SMUS: Corporate Wealthfare To Work


BY WILLIAM C. HENRY Recently I authored a piece on the fiscal impasse that showcased the deceit of the military/industrial complex and its partners in arms the cowardly and complicit in the Democratic and Republican parties, and the scapegoat social welfare programs on which they’re trying to pin the rap. Now I’d like to shed a little light on the second most rogue elephant in the rooms of capitol hill. It’s called “corporate” welfare. It’s the aptly named, equally insidious, other nasty little secret the One Percenters and their Washington minions are loathe to talk about lest they be publicly exposed for the lying, thieving, fear mongering hypocrites they really are. Just as the name implies, corporate wealthfare (let’s characterize it properly) is government largess for big (and oftentimes not-so-big) businesses, usually in the form of grants, no-interest loans, no-bid contracts, subsidies, tax forgiveness, breaks and/or loopholes. It’s doled out surreptitiously at all levels of governance including local, state and federal. Reliable estimates peg federal corporate wealthfare costs at around $100 billion a year (cities, counties and states fork over another $80 billion+ annually). In contrast, the actual or net cost (to the federal government) of the humane “social” welfare programs social security and medicare is currently negligible (at least on the “Dirksenian” scale) and will remain so for decades to come. In other words, the income to outgo ratio of these worthwhile programs is still pretty close to parity and as such they aren’t costing anywhere near as much as mendacious (I’m being polite) politicians would have you believe.

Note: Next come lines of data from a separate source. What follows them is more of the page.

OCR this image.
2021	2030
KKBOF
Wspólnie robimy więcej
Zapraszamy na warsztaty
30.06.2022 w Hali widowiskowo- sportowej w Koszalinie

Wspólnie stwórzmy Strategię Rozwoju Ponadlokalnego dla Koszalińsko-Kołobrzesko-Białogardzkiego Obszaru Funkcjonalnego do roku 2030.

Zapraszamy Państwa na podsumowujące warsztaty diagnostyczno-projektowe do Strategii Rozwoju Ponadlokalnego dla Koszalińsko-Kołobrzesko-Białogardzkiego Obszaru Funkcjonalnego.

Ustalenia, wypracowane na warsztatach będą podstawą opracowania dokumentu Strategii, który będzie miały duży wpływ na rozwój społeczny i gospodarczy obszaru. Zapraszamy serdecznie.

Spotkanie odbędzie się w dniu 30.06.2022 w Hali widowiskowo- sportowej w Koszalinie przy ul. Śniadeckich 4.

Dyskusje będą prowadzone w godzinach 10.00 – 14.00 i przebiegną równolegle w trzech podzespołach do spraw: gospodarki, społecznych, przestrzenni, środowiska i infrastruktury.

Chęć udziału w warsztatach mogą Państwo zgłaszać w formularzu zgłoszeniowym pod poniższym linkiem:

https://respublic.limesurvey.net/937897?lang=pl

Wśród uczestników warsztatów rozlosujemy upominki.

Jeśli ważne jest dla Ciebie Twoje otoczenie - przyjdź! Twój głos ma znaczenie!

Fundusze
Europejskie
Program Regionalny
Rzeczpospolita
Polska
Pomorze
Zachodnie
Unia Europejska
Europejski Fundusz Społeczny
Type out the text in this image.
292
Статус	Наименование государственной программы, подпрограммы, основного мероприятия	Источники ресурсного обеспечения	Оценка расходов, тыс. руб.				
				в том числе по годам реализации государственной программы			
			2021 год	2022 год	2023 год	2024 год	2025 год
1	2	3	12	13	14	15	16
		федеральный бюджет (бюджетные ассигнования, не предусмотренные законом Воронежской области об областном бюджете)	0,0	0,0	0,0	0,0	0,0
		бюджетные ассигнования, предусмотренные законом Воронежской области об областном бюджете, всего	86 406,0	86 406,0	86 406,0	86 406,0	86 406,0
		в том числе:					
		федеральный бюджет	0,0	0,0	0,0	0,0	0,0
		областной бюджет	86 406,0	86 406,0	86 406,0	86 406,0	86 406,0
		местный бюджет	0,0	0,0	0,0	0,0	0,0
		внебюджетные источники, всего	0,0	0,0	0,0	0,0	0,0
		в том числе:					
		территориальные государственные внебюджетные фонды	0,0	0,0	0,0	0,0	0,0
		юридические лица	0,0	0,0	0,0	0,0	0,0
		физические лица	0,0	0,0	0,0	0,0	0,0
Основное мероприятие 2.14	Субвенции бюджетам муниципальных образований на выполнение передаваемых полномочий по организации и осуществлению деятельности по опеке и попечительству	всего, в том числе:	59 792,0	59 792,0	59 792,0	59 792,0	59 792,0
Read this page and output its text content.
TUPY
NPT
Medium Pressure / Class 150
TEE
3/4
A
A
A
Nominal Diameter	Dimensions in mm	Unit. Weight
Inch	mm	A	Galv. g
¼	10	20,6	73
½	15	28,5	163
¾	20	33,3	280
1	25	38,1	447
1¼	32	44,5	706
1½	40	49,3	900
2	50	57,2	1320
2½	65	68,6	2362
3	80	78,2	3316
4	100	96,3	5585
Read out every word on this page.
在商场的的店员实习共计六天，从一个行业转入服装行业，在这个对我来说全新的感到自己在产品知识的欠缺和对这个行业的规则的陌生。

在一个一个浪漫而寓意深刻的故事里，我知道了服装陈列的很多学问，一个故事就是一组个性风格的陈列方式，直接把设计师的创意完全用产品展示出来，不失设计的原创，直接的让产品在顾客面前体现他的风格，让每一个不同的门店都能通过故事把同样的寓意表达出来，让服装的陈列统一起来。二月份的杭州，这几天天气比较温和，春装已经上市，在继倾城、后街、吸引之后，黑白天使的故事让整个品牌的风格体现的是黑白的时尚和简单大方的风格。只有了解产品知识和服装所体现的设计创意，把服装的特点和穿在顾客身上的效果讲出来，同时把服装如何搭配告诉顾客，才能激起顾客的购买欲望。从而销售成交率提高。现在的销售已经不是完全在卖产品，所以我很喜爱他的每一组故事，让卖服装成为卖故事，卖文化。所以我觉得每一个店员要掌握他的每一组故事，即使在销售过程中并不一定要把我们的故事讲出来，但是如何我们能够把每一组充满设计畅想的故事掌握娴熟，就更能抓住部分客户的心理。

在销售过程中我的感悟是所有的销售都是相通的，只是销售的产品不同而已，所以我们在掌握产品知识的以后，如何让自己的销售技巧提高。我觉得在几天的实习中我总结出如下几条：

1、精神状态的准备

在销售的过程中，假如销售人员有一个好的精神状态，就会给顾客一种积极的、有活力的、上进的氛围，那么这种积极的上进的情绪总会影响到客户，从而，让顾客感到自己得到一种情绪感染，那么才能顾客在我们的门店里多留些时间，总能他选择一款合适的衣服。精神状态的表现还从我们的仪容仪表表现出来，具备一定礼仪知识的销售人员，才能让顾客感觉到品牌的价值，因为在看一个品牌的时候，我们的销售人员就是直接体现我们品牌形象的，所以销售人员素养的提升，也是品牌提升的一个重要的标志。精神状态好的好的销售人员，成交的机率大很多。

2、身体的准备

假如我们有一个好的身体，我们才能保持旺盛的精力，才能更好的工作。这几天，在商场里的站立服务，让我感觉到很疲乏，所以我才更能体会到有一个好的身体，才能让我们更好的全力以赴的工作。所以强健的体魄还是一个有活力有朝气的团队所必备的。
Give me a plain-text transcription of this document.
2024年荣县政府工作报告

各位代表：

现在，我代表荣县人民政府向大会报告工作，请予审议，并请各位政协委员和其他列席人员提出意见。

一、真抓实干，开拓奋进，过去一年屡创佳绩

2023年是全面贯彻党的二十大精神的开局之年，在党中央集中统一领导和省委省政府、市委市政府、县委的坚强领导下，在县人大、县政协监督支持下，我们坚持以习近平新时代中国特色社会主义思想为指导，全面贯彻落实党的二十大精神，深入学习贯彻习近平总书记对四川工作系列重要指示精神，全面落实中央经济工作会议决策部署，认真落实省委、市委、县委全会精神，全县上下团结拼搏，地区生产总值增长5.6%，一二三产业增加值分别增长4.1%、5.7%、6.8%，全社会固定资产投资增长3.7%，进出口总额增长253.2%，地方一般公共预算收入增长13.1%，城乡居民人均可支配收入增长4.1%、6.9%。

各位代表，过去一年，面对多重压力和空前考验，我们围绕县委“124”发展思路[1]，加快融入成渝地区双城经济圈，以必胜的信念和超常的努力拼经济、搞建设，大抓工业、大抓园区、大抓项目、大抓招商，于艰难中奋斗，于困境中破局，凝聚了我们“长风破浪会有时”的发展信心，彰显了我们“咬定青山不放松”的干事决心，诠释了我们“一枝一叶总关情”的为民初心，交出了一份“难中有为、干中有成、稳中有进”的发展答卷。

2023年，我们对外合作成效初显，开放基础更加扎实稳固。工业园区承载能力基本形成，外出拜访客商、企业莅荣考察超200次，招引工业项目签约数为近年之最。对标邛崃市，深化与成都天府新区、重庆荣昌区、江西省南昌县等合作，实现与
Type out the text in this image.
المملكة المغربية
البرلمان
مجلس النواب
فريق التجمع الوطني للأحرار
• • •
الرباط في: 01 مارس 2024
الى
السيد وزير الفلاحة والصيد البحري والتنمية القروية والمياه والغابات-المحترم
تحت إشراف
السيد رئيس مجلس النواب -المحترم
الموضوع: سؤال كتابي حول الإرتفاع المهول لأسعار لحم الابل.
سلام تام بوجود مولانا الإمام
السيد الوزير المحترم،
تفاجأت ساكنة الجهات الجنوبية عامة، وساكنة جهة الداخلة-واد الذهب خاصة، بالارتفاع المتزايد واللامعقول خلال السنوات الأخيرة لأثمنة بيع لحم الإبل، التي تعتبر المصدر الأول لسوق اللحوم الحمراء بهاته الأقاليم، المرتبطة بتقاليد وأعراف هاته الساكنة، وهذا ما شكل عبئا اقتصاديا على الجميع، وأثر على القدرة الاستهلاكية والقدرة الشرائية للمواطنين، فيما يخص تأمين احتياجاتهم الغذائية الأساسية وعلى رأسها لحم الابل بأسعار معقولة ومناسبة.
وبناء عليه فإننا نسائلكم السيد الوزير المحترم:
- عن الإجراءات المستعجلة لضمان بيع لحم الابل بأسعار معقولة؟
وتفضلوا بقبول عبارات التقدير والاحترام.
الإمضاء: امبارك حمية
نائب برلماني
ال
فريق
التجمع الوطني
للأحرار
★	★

Sadly and shamefully the list of America’s biggest corporate wealthfare grifters — 30 of America’s largest and most profitable corporations paid no income tax between 2008 and 2010 — reads like a Who’s Who of American avarice: JP Morgan Chase, Archer Daniels Midland, Boeing, ExxonMobil, Wal-Mart, General Electric, Halliburton, ad infinitum. Perhaps the most egregious of all the well-swept corporate wealthfare secrets the recipients and their complicit politicos would prefer remain beneath the rug is that of the great state tax rip-off. In 16 states of this wondrous “of, for and by the people? nation of ours it is legal for corporations to withhold state income tax from their employees’ paychecks and keep the money! That’s right, folks, if you happen to be working in one of the “sweet sixteen,” you’ve been led to believe that a portion of your hard-earned pay has been helping defray the cost of vital state services, when, in fact, it’s been going directly into the boss’s bank account. It’s the kind of skim even a 50’s Vegas casino operator would envy. Corrupted politicians enabling corporate tax evasion. American plutocracy just doesn’t get any better. In truth, it appears that our vaunted captains of business, industry and finance would have difficulty tying their own shoes without a whole lot of under-the-table help from the same tax-paying/working public they so cavalierly cast aside whenever their mismanagement and/or unbridled greed shines through.

The cost of corporate wealthfare to American citizens is impossible to accurately quantify. It isn’t just their tax money going into the coffers of hypocritical corporate extortionists, it’s also the fact that little or none of it ever “trickles down” into the less-than-livable wages they earn while working for many of them. And, too, there’s the untold billions of dollars they pay in increased prices for government-protected products such as corn and sugar and their derivatives, and thousands of other goods and services. Republicans claim that the budget/deficit mess is all about spending, not revenue. Well, they’re partially right. It is all about spending — the unconscionable spending on America’s military coupled with theĀ  corrupt enrichment of America’s corporations in furtherance of personal and political party interests and ambitions. The hypocrisy and deceit regarding budgetary options on the part of both major parties is beyond measure. Saying that we need to slash social welfare programs in order to balance our books is simply a despicable lie. What we really need to do is elect politicians who possess a smattering of honesty, integrity, and compassion. Upon leaving the U.S. presidency in the late 1800s, Rutherford B. Hayes penned the following in his diary: “The real difficulty is with the vast wealth and power in the hands of the few. It is a government of the people, by the people, and for the people no longer. It is a government of corporations, by corporations, and for corporations.” R.I.P., Rutherford, it’s been all downhill ever since.

ABOUT THE AUTHOR: Fed up early stage septuagenarian who has actually been most of there and done most of that. Born and raised in the picturesque Pocono Mountains. Quite well educated. Very lucky to have been born into a well-schooled and somewhat prosperous family. Long divorced. One beautiful, brilliant daughter. Two far above average grandsons. Semi-retired (how does anyone manage to do it completely these days?) and fully-tired of bullshit. Uncle of the Editor-In-Chief.